Do you remember when you believed in magic?
The Emporium opens with the first frost of winter. It is the same every year. Across the city, when children wake to see ferns of white stretched across their windows, or walk to school to hear ice crackling underfoot, the whispers begin: the Emporium is open!
It is 1917, and London has spent years in the shadow of the First World War. In the heart of Mayfair, though, there is a place of hope. A place where children’s dreams can come true, where the impossible becomes possible – that place is Papa Jack’s Toy Emporium.
For years Papa Jack has created and sold his famous magical toys: hobby horses, patchwork dogs and bears that seem alive, toy boxes bigger on the inside than out, ‘instant trees’ that sprout from boxes, tin soldiers that can fight battles on their own. Now his sons, Kaspar and Emil, are just old enough to join the family trade. Into this family comes a young Cathy Wray – homeless and vulnerable. The Emporium takes her in, makes her one of its own.

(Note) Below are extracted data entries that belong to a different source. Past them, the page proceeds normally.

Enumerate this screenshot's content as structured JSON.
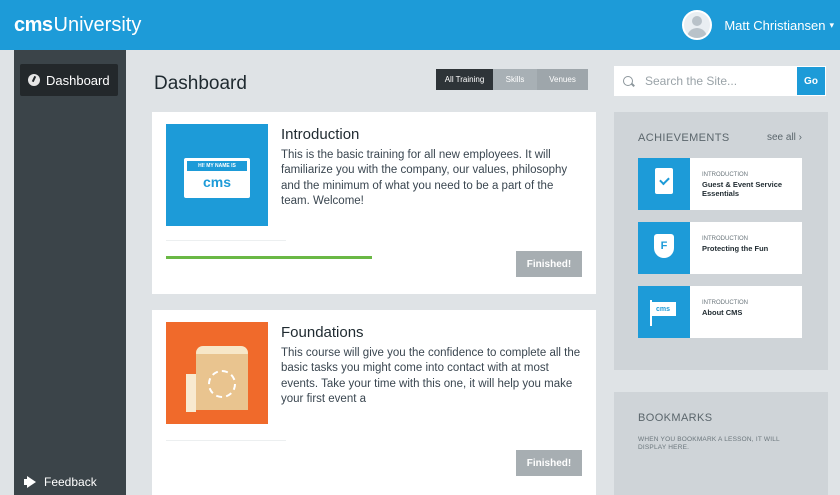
{
  "topbar": {
    "brand_bold": "cms",
    "brand_light": "University",
    "user_name": "Matt Christiansen",
    "caret": "▾",
    "accent_color": "#1d9bd8"
  },
  "sidebar": {
    "items": [
      {
        "label": "Dashboard",
        "icon": "info-icon",
        "active": true
      }
    ],
    "feedback_label": "Feedback"
  },
  "main": {
    "title": "Dashboard",
    "tabs": [
      {
        "label": "All Training",
        "active": true
      },
      {
        "label": "Skills",
        "active": false
      },
      {
        "label": "Venues",
        "active": false
      }
    ],
    "search": {
      "placeholder": "Search the Site...",
      "button_label": "Go"
    },
    "courses": [
      {
        "title": "Introduction",
        "description": "This is the basic training for all new employees. It will familiarize you with the company, our values, philosophy and the minimum of what you need to be a part of the team. Welcome!",
        "tag_top": "HI! MY NAME IS",
        "tag_mark": "cms",
        "progress": 1.0,
        "status_label": "Finished!",
        "thumb_color": "#1d9bd8"
      },
      {
        "title": "Foundations",
        "description": "This course will give you the confidence to complete all the basic tasks you might come into contact with at most events. Take your time with this one, it will help you make your first event a",
        "progress": 0,
        "status_label": "Finished!",
        "thumb_color": "#f06a2b"
      }
    ]
  },
  "achievements": {
    "title": "ACHIEVEMENTS",
    "see_all": "see all ›",
    "items": [
      {
        "kicker": "INTRODUCTION",
        "name": "Guest & Event Service Essentials",
        "icon": "clipboard-check-icon"
      },
      {
        "kicker": "INTRODUCTION",
        "name": "Protecting the Fun",
        "icon": "shield-icon",
        "icon_text": "F"
      },
      {
        "kicker": "INTRODUCTION",
        "name": "About CMS",
        "icon": "flag-icon",
        "icon_text": "cms"
      }
    ]
  },
  "bookmarks": {
    "title": "BOOKMARKS",
    "empty_text": "WHEN YOU BOOKMARK A LESSON, IT WILL DISPLAY HERE."
  }
}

But Cathy is about to discover that while all toy shops are places of wonder, only one is truly magical.
My Review of The Toymakers
This was not what I was expecting from the blurb. I was thinking it would be a light-hearted and magical Christmas read but it turned out to have a lot more depth to it and be a whole lot darker than I thought.
It starts out as a magical Christmassy story. Cathy is pregnant and running away from her family who want her to give up her baby. She sees an advert in the paper for The Emporium, a toy shop that opens only during winter, and instinctively feels that it’s the answer to all her problems. When she arrives she finds that the shop is full of magic and wonder and finds a place to raise her baby in safety.
The two brothers Kasper and Emil are at war with each other. They have been playing what they call the Long War since they were little, battling against each other with toy soldiers. They are also competing over who can create the best toys, the most magical, the ones that sell the best.
Emil takes the contest very seriously because as the younger brother he has always felt inferior to the confident and gifted Kasper. The toy soldiers he makes are the only way he can live up to the abilities of his father and his brother.
When Cathy arrives at the Emporium Kasper and Emil also fight for her attention, even when the arrival of her baby force the two boys to begin to grow up. The intrusion of the first World War causes a further rift between the brothers.
The author has created some interesting characters but they mostly feel flat and two dimensional. The female characters especially have no personality, we have The Martyr in Cathy who spends her life working for the happiness of the people she loves, and The Harpy in Nina, who berates Emil constantly. Both exist only to cause conflict in the men. Cathy is the supporter who cares for Kasper after the war and Nina pushes Emil to the edge so he has to take desperate measures.
The magical feel of the book starts to fade as the family deal with the effects of war and what’s left behind is quite dark and depressing. Cathy is the main character in the book but she doesn’t have the personality to carry the story or shine a light through the dark places.
A heartbreaking read but it aims higher than it reaches and the characters are too flat to hold interest.
I received a free copy from the publisher in return for an honest review.